マジダの言葉に、タロウはしばらく逡巡して答える。

「うん」

「なんで?」
「なんで、って」

「みんなに迷惑がかかるから」
「かかってないわ」
「これから、きっとそうなるから」
「だから?」
「もっと遠くに行かなくちゃ、て」

不思議だ、とタロウは思う。
マジダを前にすると
黙っておこうと思っていた言葉が
自然と口から出てくる。

「私、毎日遊びに来ていたわよね」
「ああ」
「年上のタロウ相手に
 生意気な言い方もしたわよね」
「そうだね」

「迷惑だった?」

タロウは首を振る。

「いや、楽しかったよ」

毎日、お茶とお菓子を準備して
待つくらいに。

「行きたい所があるなら
 帰りたい所があるならいいけれど」

ねぇ。と
マジダが言う。

「でも、そうじゃないなら
 居なくならないで」

服の裾をぎゅっと握り、
マジダが震える。

「……マジダ?」
「タロウがタロウじゃなくても
 迷惑かけても
 みんな、がっかり、しないから」

うわぁあ、とマジダが泣き出す。
ジロウが言っていた、
女を泣かすな、と。

「あ、わ、わ。
 マジダ、ちょっと、泣かないで」

「あぁあ、泣かせちゃった、
 知らないんだ~」
「マジちゃんを泣かせやがって」

遠くから様子を見ていたのか、
南一族の医師とユウジが歩み寄る。

「え」

「マジダがね、自分で止められなかったらって
 呼んで置いたんだよ」

ジロウの言葉に応えるように
医師が言う。

「まぁ、必要無かったみたいだけど」
「医師様」

南一族の医師はタロウを制する。

「タロウ、違うだろ。【先生】だ」
「あ」

タロウは口元を押さえる。
ユウジもその様子を見て告げる。

「どうだ、キナリより
 もっと前の名前に戻りたいなら
 俺は止めないが」

かろうじてタロウの事情を知っている二人。

「みんな、お前のこと結構気に入ってるんだ。
 お前が思っている以上にな。
 困っているなら皆が協力する」

タロウは、ユウジに頭を下げる。

「ありがとうございます。
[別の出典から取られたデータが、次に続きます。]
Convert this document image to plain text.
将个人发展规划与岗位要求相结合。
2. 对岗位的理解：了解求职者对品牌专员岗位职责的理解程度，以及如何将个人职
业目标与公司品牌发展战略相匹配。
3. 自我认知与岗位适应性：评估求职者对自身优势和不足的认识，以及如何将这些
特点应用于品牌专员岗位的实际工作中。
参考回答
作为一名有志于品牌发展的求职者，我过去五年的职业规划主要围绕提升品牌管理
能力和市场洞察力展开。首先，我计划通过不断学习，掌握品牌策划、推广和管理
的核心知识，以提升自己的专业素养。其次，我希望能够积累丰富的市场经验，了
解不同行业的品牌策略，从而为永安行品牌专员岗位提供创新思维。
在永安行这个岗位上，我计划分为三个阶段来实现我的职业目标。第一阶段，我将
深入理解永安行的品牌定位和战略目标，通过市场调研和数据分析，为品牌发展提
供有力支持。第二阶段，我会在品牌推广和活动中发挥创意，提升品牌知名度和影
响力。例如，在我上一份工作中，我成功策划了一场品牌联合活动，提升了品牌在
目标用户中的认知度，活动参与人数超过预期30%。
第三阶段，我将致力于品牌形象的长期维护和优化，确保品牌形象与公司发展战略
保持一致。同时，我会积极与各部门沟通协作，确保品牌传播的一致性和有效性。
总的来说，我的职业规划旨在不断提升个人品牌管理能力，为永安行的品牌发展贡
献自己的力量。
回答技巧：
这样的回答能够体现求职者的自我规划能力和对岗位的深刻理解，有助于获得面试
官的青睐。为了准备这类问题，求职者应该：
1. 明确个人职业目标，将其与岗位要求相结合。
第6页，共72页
村長」
「いつも通り、ユウジさんで構わねぇよ」

「俺も」

タロウは辺りを見回す。

最期にマジダの方を見つめ、
こぼれるように口にする。

「俺も、タロウが、いいです」

「タロウ!!」

ごめんね、と
マジダを抱えながら
タロウはジロウに目配せする。

少し震えている。

それはそうだ、
怒る大人を一人で相手にしたのだから。
でも、意地でもタロウを引っ張り出した。

「ジロウ、君
 格好良かったんだな」
「当たり前だ、
 ―――じゃあ、行くか」

「そうだな」
「みんな待たせてますからね」

え、何に?と一人タロウは混乱する。
ユウジも医師も、みんなでどこに?
マジダが涙を拭き、降りる、と言うので
そっと下ろしてあげる。

「みんなに声かけていたの。
 もうすぐ満開だから、そうなったら行こうって」
「ずっと計画してたんだからな、
 おれん家のぼたもちも沢山持ってきたぞ」

マジダがタロウの手を引く。
ジロウは仕方ないと言うそぶりで
二人の後を追う。

「桜が満開なの。
 今日はね、お花見よ」

タロウは歩く。
それは、行こうとしていた村の出口ではなく、
村の中心の広場。

明日もまた、遊ぼうと約束しながら。